- O Globo
A busca do diálogo para superar as divergências, tanto no Oriente Médio quanto no mundo atual, pluralista e não hegemônico, foi o tema central não apenas do seminário da Academia da Latinidade, quanto das conversas paralelas mantidas com as autoridades de Omã, que pretendem ter uma presença mais forte na região.
O fato de a Academia da Latinidade contar com a presença em seus debates de intelectuais latino-americanos de diversas correntes, e ser dirigida por um deles, o sociólogo e membro da Academia Brasileira de Letras Candido Mendes, serve de ponte para que o entendimento entre as religiões, preconizado pelo ministro dos Assuntos Religiosos de Omã, Sheik Abdullah bin Mohammed Al-Salmi, possa se concretizar com o apoio do argentino Papa Francisco, o primeiro latino-americano a assumir o posto. O Sheik disse ontem que está à espera de um chamado do Vaticano para concretizar o projeto. Nos contatos que teve com membros do governo de Omã, Candido Mendes pôde constatar o real interesse que têm em expandir suas ideias pela região.
O vice-primeiro-ministro Fahd bin Mahmoud al Said, por exemplo, em conversa ontem pela manhã, disse que há muito se aboliu a ideia de minorias em Omã, para que não houvesse cidadãos diferentes uns dos outros. Mesmo protegendo as minorias, diz ele, elas ficam marcadas, e a diversidade de uma sociedade, para ser um valor agregado, precisa ser tratada com naturalidade, e não destacada. Para o primeiro-ministro, uma valorização das religiões tradicionais encurtará o espaço para a ação de fundamentalistas como os do Estado Islâmico . Em uma de suas intervenções no seminário, Candido Mendes chamara a atenção para a dificuldade encontrada por regimes surgidos da Primavera Árabe, como na Tunísia e no Egito, de separar o Estado da religião , e provavelmente por isso entusiasmou-se tanto com a posição omani de afastá-los totalmente.
Ele teme que não haja um entendimento completo de que a "guerra de religiões" elimina a possibilidade de um encontro dentro das subjetividades coletivas no mundo multipolar em que vivemos. O sociólogo de Singapura Syed Farid Alatas fez um grande estudo sobre a possibilidade do diálogo, e concluiu que para facilitar o diálogo entre religiões é preciso que sejam evitados os estereótipos, que, alimentados pelo viés educacional, quer sejam orientados por educação orientalista ou eurocêntrica, acabam se refletindo na mídia. Ele advoga que haja maior in ter câmbio entre cientistas sociais na Ásia e África, para que esses estereótipos sejam superados.

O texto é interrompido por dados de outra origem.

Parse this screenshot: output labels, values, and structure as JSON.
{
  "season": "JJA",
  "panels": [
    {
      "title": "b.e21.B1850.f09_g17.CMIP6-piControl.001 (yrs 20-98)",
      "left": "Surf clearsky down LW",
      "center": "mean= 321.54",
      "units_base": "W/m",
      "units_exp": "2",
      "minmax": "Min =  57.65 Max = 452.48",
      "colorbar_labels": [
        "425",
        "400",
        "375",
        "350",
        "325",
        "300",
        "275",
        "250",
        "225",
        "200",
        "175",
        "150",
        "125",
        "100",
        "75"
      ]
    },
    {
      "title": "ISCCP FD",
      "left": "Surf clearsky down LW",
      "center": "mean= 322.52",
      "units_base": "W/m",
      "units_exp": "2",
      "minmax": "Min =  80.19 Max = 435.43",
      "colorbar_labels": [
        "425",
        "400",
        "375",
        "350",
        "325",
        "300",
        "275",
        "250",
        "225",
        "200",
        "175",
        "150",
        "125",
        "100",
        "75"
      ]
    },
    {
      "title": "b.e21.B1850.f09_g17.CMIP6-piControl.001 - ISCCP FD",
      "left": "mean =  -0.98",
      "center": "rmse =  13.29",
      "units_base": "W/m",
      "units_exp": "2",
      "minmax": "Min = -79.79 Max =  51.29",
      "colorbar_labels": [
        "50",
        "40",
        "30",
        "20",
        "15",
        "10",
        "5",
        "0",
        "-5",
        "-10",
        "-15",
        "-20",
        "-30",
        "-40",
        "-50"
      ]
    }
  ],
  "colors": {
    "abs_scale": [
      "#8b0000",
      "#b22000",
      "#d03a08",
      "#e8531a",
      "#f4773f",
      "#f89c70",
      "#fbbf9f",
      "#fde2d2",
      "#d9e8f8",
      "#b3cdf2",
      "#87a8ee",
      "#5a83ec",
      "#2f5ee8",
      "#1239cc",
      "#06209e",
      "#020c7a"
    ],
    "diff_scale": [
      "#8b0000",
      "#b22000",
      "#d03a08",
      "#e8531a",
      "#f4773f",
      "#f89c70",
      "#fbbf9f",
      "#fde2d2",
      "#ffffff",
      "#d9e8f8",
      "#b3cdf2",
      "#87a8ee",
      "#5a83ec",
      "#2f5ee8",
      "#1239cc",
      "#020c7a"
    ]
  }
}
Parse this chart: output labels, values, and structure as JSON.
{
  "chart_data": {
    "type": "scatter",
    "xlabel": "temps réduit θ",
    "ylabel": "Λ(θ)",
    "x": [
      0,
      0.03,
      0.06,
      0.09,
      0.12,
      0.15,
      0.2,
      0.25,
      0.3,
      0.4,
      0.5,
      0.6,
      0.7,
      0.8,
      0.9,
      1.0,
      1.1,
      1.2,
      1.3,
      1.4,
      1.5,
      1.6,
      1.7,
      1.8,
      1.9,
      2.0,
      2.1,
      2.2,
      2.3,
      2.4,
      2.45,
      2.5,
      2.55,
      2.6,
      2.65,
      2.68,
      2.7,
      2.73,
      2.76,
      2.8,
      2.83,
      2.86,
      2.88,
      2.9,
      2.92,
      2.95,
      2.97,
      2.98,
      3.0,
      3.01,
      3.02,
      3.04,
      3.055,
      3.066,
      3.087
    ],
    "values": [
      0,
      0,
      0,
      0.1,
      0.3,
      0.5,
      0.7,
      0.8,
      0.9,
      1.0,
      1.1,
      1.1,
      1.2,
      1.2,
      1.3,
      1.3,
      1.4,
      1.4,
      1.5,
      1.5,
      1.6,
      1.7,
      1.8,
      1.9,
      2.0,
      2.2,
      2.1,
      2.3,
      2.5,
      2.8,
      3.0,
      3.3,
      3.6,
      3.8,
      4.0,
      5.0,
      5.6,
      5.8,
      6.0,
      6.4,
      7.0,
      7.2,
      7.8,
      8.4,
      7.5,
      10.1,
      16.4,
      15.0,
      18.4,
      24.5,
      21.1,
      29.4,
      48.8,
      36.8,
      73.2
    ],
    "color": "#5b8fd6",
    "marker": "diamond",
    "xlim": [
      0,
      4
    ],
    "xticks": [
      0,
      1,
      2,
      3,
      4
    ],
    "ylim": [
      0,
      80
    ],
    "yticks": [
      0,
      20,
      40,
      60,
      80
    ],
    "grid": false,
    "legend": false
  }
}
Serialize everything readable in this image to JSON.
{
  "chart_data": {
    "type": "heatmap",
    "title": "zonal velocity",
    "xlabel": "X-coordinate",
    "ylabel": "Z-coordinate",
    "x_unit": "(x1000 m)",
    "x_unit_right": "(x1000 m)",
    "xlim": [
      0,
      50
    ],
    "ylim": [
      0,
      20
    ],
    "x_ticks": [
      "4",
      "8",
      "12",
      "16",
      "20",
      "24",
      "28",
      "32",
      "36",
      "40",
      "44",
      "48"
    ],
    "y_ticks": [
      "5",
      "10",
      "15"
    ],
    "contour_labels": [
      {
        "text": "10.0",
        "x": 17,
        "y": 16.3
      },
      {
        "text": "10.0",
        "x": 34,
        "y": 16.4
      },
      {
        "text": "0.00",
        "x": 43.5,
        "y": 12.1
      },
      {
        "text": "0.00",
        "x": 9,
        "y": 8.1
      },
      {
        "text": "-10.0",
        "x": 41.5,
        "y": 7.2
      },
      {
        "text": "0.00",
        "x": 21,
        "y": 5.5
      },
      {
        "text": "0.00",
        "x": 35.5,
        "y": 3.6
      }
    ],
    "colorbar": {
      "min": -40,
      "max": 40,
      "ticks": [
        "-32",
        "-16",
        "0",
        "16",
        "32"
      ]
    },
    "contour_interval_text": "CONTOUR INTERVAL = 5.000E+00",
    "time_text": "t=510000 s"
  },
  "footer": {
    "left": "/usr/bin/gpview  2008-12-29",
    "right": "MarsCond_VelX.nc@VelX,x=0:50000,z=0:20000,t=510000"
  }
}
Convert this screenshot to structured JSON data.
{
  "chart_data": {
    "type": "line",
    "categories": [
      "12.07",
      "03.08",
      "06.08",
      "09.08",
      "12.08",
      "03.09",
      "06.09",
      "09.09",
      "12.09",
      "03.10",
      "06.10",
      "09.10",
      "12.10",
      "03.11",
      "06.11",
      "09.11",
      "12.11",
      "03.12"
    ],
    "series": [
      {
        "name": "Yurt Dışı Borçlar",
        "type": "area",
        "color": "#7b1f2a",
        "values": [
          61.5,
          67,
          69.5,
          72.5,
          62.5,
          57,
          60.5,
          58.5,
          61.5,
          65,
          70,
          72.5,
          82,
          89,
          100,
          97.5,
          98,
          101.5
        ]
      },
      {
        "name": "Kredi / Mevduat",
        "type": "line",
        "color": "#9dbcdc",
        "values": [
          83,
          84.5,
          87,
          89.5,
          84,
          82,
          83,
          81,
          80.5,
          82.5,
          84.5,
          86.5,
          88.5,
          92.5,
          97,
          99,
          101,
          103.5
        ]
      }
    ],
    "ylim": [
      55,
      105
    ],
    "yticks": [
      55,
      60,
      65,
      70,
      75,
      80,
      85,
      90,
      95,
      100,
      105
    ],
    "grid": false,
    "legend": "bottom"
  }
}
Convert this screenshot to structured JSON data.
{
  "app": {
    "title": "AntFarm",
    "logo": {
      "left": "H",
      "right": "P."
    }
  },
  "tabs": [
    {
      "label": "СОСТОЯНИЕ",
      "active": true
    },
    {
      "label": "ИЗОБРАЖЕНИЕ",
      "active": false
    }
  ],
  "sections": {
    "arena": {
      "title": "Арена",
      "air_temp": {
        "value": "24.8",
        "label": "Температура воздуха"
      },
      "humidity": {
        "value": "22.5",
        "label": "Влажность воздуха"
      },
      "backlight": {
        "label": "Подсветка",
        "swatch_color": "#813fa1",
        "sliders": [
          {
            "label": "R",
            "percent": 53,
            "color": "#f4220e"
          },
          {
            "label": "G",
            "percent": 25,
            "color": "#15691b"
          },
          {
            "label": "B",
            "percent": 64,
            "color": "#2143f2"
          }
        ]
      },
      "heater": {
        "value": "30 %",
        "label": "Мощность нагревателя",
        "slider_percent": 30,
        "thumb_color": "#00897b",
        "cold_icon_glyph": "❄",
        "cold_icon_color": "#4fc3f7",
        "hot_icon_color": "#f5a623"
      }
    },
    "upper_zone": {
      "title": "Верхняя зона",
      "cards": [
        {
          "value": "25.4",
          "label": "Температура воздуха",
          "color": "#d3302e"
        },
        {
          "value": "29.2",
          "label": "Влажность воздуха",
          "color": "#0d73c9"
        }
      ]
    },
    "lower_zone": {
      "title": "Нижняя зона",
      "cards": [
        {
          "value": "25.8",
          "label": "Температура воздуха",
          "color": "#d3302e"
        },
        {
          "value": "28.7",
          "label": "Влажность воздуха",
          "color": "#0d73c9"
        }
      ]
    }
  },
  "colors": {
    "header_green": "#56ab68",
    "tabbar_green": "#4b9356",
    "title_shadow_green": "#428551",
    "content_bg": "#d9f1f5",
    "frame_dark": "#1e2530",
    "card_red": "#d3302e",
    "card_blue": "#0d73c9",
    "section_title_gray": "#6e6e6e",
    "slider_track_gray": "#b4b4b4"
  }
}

Ao mesmo tempo, diz que o diálogo não deve ser limitado a conversas entre as elites, acadêmicos e políticos, mas deve ser um diálogo desmistificador que favoreça a vida do homem comum, objeto primeiro desse diálogo. Também o poeta e escritor Marco Lucchesi, da Academia Brasileira de Letras, analisou o que chamou de "novos espaços" para o diálogo diante de um novo pluralismo que vem provocando no mundo mudanças transgênicas profundas. Ele cita algumas: Los Angeles é a maior cidade budista do mundo; a Igreja Católica está crescendo mais rapidamente na Ásia; a Inglaterra tem tantos muçulmanos quanto anglicanos.
Segundo Lucchesi, a teologia das religiões hoje é parte de um plano maior e mais variado que mostra que não há saída que não o diálogo. Diz ele que "não há mais lados opostos. Estamos todos do mesmo lado, envolvidos em redes de diálogo que normalmente é árduo, mas profundamente reflexivo e delicado, onde a religião se mostra sensível ao outro num ensinamento ecumênico". Para Lucchesi, o diálogo não pode ser limitado por uma fria, asséptica, estufa inabitada. Se fosse isso, seria apenas um simulacro, não teria a beleza da descoberta do Outro.